Hora da reunião

Como se portar em uma reunião?

Normalmente em nossos seminários, quando pedimos a opinião dos participantes sobre as reuniões que habitualmente participam, palavras como “perda de tempo”, “chatas”, “irritantes”, “monótonas”, etc. são apontadas.

 

Para o mesmo grupo, perguntamos também sobre a importância dessa ferramenta de gestão, e a opinião em geral é “fundamental para o bom andamento”.

 

Este é o problema: reuniões são fundamentais, mas, por serem muitas vezes mal utilizadas, são odiadas. Uma reunião só é boa quando é produtiva. Aliás, é exatamente isto o que incomoda quem realiza ou participa: a sensação de inutilidade.

 

Podemos olhar uma reunião por dois lados: de quem realiza e de quem participa. Neste texto, quero abordar o lado do participante, suas responsabilidades e contribuições.

 

Para começar, é necessário disciplina. Disciplina quanto ao horário de início (não chegar atrasado), durante o andamento da reunião (colaborar e não atrapalhar) e na pós-reunião (executar o combinado).

 

Preparação também é uma ótima premissa. Procure saber qual será o tema central da reunião e leve suas dúvidas, colocações, colaborações e, nos momentos devidos, manifeste-se.

 

Como a própria palavra diz, “re-união” é unir novamente. Portanto, posturas que só atrapalham o andamento, tais como intervenções descabidas (piadas, assuntos fora de contexto, reclamações infundadas, críticas sem soluções alternativas, ataques pessoais aos membros do grupo, etc.), só contrariam o propósito básico do encontro.

 

Mesmo reuniões para tratar de assuntos desagradáveis podem, ao final, deixar a sensação de que se evoluiu no assunto e/ou se chegou a uma solução (a melhor possível).

 

União é a palavra-chave. Mesmo quando reclamamos, podemos rodear nossas críticas com nossa clara intenção de agregar, colaborar e fazer com que seja possível a melhora.

 

Reuniões não foram criadas para discutir sobre o futuro das empresas e de suas equipes.
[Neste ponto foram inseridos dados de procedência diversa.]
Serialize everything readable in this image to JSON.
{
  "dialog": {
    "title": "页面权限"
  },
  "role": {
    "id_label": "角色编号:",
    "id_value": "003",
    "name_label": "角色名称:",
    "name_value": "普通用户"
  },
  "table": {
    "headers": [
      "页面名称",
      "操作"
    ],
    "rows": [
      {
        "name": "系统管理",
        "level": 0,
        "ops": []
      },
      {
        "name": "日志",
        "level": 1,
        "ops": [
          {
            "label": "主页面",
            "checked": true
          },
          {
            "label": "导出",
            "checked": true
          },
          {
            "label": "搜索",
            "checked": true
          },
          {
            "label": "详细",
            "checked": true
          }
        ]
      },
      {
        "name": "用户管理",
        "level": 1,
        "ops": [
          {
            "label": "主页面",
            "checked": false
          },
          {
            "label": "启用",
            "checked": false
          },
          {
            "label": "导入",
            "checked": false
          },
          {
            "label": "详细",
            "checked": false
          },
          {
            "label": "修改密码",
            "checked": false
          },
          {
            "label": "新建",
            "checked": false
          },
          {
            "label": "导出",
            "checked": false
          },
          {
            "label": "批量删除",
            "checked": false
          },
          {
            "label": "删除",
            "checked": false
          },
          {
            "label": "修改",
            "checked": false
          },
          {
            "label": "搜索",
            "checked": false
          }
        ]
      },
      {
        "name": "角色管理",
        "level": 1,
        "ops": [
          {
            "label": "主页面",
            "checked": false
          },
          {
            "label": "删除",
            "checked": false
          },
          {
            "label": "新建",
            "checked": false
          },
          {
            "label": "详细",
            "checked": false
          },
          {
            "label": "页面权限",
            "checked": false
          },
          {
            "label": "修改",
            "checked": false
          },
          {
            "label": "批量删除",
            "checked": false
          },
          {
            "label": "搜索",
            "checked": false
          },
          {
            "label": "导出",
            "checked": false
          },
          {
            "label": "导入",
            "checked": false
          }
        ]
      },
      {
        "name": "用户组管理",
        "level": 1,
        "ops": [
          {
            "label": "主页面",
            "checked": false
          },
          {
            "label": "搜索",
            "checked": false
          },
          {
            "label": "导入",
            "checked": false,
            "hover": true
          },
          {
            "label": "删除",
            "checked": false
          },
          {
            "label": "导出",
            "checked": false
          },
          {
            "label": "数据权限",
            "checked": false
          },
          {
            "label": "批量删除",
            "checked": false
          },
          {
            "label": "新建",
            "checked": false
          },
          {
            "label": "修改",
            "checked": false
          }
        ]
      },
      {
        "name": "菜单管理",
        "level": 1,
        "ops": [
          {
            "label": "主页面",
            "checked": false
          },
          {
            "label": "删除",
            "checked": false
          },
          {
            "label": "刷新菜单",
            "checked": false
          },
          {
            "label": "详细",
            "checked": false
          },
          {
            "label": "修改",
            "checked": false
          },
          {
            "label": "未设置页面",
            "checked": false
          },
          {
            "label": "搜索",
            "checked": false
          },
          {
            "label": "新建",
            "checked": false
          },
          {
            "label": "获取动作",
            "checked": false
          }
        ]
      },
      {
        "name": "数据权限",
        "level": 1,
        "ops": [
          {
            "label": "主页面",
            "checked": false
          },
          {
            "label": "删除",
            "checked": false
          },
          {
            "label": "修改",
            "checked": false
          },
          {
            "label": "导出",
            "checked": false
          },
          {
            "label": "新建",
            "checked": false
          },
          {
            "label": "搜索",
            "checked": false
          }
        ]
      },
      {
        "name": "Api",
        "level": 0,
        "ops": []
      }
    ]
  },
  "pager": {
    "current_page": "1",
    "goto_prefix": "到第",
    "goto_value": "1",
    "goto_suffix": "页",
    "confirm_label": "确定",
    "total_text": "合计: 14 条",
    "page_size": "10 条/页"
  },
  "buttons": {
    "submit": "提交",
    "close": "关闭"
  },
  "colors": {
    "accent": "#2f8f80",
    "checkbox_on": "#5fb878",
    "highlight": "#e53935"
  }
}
Também não existem para ficar falando de passado, o que só consome seu tempo útil. É como ficar “enxugando gelo”. Perde-se muito tempo falando do problema e pouco se investe na solução.

 

Não se trata de um encontro de amigos, porém o bom-senso deve sempre reger a sua atitude. Nada melhor, então, que se integrar ao clima.

 

Participar com ideias e em debates é muito bem-vindo, porém não há mal algum em ser um (bom) espectador. Se não tiver algo relevante para ser dito, o melhor é escutar e não ficar querendo “marcar presença” com colocações que não procedem.

 

Para se argumentar em uma reunião, é necessário ter fatos e dados em mãos. As pessoas não querem sua opinião, e sim o seu depoimento em como corrigir ou melhorar algo.

 

O mais importante em uma reunião é o assunto/objetivo, e não determinados participantes.

 

Portanto, fique ligado aos pecados pessoais que podem ser cometidos durante uma reunião:

  • Querer chamar atenção para si.
  • Monopolizar a atenção para seus argumentos pessoais.
  • Fazer pouco caso da opinião alheia.
  • Não ter boa vontade em aceitar posições contrárias a sua, etc.

 

Ser um bom conciliador em debates, muitas vezes, é melhor que querer ter a razão sempre. Não perca a paciência dando um show à parte, com irritação e comentários picantes. Esse tipo de comportamento não “fala bem de você” nem agrega em nada ao grupo.

 

Muita atenção ao celular! Ficar consultando sabe-se lá o que nele é uma demonstração de pouco interesse pelo que está sendo tratado. No mínimo, você mostra que a sua prioridade não é a reunião ou aquele assunto em particular.

 

Uma reunião pode ser mais divertida. Esse divertimento pode representar desde bolinho e café para os participantes até um trecho de um filme que se relacione com o tema do encontro. É uma forma de torná-la “diferente”, mais agradável e produtiva.

 

Quem sabe você pode dar essa colaboração? Quem sabe por meio de você, com suas colaborações pessoais, as reuniões não se tornam melhores? Pode ser? Então, reúna-se com seu gestor e dê algumas ideias.